Abdurrahman Dilipak, Yeni Akit'de "CHP bu" başlığıyla yayımlanan yazısında "CHP’yi bilen bilir. En iyi bildikleri şey kriz çıkarmak. Ve göreceksiniz, sandıktan nasıl bir sonuç çıkarsa çıksın, krizi seçim sonrasına taşımaya çalışacaklar.. Çünkü eğer kendi dışlarında bir kriz örgütlemezlerse, kendi içlerinde kriz yaşayacaklar" ifadesini kullandı.
Dilipak, yazının devamında Saadet Partisi'ne yönelik olarak da şunları söyledi:
"Kriz, onlar için çözülmesi gereken bir sorun değil, çözümün kendisi..
Konjonktür de müsaid. Türkiye’de kriz çıkarmak için çabalayan uluslararası mihraklar için fırsat doğmuş durumda. CHP de hem bu işin kompetanı, hem de gönüllüsü..
Sacayağı belli: CHP, HDP, İyi Parti. Saadet, 'bana da yer açın' diyor ama, onlar esas oyuncu değiller. Zaten bir kıymeti harbiyeleri de yok. Bu koalisyonda PKK da kullanılabilir, PYD de DAEŞ de, DHKP-C de. Eğer teröre ihtiyaç duyulursa varlar ve hazır bekliyorlar.
Durun daha, bitmedi. AK Parti çevresindeki “yeni oluşumcular” için de bu durum bir fırsata dönüşüyor tabii."
MİLLİ GAZETE: ÇİRKİN İFTİRA
Dilipak'ın söz konusu ifadelerine ilk tepki Milli Gazete'den tepki geldi. Gazetenin internet sitesinde "Ahlaksız ve müfteri ey Dilipak, iftiralarında boğul" başlığıyla yayımlanan metinde şunlar kaydedildi:
"Yeni Akit yazarı Abdurrahman Dilipak'tan Saadet Partisi'ne çirkin iftirada bulundu.

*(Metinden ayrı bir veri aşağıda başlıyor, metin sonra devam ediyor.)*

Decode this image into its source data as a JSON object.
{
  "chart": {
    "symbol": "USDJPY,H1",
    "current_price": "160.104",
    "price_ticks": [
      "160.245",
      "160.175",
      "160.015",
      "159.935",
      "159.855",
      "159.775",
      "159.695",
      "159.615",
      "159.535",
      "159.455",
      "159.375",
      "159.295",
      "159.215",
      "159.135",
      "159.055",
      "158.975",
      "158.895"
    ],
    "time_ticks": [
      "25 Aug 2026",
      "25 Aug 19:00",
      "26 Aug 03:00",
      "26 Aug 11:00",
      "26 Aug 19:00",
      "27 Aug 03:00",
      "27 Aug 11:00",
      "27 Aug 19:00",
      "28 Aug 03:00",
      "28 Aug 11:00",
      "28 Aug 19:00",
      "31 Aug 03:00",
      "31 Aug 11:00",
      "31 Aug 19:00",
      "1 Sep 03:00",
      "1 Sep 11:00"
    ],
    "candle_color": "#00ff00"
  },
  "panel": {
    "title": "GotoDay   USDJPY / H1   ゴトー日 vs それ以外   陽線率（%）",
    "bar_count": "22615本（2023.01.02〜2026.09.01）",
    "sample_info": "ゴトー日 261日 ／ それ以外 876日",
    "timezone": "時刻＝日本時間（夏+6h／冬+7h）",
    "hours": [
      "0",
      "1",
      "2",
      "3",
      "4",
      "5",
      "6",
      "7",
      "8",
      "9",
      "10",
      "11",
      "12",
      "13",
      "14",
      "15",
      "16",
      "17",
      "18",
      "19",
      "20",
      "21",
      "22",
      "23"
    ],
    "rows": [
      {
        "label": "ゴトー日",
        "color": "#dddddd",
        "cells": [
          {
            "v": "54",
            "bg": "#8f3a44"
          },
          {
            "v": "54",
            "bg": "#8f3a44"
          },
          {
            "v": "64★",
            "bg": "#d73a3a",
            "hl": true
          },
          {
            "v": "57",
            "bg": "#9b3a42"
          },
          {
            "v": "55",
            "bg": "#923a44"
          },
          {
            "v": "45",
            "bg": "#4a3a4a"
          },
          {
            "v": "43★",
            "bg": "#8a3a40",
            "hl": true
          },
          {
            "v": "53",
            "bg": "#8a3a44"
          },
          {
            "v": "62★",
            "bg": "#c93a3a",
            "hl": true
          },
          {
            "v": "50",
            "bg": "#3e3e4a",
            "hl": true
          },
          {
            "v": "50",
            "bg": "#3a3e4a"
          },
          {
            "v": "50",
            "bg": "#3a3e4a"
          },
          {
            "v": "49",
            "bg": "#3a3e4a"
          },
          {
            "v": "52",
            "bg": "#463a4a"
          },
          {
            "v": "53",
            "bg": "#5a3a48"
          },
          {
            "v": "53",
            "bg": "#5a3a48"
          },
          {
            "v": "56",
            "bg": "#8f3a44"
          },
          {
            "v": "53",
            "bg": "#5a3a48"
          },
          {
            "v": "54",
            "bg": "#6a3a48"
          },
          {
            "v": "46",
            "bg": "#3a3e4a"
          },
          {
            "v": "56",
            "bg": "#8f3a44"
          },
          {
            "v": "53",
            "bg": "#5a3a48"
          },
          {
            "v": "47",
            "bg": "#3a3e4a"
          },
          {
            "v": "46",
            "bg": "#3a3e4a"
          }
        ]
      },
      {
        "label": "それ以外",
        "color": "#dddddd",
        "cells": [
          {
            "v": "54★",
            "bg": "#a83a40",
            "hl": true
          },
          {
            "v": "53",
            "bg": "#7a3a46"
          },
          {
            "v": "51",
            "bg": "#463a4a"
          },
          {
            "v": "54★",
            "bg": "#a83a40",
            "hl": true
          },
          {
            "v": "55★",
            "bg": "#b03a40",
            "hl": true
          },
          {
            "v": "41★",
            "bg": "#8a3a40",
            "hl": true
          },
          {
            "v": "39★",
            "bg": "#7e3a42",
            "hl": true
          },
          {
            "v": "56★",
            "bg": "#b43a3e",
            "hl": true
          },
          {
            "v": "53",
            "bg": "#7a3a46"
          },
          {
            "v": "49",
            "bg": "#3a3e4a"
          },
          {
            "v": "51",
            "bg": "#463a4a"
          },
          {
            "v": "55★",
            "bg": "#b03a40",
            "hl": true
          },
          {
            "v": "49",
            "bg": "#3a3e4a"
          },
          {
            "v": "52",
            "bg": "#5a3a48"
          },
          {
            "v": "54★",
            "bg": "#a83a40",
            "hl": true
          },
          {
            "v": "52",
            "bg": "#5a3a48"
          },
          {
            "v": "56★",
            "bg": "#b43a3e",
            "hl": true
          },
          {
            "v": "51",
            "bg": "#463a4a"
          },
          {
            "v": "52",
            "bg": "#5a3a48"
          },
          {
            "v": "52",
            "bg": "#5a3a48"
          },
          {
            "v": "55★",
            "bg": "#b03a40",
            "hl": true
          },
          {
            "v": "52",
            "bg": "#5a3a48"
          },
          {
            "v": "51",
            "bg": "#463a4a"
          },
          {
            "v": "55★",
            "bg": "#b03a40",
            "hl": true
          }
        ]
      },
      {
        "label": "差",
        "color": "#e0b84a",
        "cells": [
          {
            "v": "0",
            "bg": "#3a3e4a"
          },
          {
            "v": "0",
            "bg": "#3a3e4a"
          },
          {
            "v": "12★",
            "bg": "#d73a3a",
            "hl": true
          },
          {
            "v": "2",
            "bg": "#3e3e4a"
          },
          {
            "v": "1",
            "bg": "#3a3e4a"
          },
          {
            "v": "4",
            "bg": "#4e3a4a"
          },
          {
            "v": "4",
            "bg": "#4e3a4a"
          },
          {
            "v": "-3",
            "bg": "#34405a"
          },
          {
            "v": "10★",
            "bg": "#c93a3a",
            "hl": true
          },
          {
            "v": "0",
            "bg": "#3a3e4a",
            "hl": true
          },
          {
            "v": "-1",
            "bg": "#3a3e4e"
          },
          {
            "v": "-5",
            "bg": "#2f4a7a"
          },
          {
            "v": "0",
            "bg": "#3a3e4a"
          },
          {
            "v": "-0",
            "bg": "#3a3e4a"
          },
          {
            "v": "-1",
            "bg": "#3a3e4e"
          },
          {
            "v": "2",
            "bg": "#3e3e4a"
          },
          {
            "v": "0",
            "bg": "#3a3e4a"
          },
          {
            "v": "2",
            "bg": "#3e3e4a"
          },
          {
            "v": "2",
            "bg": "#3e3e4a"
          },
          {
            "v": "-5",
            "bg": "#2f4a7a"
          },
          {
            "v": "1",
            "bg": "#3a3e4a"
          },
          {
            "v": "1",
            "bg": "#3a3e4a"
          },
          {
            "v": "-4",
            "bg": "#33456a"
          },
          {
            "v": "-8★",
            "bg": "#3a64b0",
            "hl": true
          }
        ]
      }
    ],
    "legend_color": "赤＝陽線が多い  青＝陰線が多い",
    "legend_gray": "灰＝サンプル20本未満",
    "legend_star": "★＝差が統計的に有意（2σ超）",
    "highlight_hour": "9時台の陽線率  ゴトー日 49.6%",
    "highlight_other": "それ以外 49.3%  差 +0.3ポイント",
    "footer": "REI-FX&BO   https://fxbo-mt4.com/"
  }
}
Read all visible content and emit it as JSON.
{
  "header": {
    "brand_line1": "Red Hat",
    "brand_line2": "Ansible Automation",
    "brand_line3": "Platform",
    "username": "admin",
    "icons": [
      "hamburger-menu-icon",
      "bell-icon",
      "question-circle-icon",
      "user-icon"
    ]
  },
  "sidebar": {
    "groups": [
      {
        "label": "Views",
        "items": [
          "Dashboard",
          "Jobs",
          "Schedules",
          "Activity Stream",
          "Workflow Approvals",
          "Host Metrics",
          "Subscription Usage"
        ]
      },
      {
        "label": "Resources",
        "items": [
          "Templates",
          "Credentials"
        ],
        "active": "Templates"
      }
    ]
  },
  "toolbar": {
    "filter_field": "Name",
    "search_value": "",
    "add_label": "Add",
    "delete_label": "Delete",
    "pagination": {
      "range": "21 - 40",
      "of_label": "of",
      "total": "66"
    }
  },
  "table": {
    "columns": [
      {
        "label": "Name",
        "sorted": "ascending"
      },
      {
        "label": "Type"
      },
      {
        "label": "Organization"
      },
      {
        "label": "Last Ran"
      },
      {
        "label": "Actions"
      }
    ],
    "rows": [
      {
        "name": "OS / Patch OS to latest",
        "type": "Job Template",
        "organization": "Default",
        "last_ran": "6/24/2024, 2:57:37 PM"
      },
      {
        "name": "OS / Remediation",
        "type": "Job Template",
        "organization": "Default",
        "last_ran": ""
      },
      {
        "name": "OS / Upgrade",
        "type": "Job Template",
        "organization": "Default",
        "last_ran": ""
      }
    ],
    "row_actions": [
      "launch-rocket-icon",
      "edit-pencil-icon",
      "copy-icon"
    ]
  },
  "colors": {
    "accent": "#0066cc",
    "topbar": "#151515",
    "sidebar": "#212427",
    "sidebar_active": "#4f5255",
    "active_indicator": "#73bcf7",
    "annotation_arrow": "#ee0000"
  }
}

Türkiye'de kriz çıkartmak isteyen çevreler olduğunu ifade eden Dilipak, Saadet Partisi'nin de bu krizin çıkması için rol talep ettiğini belirterek Saadet Partisi'ne yönelik ahlaksız iftirada bulundu.
Kendisini hassasiyet sahibi bir Müslüman olarak tanımlayan Dilipak, Saadet Partisi'ne 'Kriz, onlar için çözülmesi gereken bir sorun değil, çözümün kendisi. Konjonktür de müsaid. Türkiye’de kriz çıkarmak için çabalayan uluslararası mihraklar için fırsat doğmuş durumda. CHP de hem bu işin kompetanı, hem de gönüllüsü. Sacayağı belli: CHP, HDP, İyi Parti. Saadet, 'bana da yer açın' diyor ama, onlar esas oyuncu değiller. Zaten bir kıymeti harbiyeleri de yok' şeklindeki iftirayı attı.
Dilipak'ın bu iftirası Müslüman kimliği ile uyuşmadığı görülürken Türkiye'de kutuplaşma ve gerginliğin sonlandırılması için milli ve manevi bir çaba sergileyen Saadet Partisi'ne yönelik bu tür müfterilikler dış güçlere hizmet eden bir dil olarak değerlendirildi.
Milli ve manevi değerlere sahip Saadet Partisi gibi bir teşkilatı, Türkiye'de kriz çıkaracakların tarafı gibi göstermek dış güçler adına bilerek veya bilmeyerek çalışmak olarak görülüyor."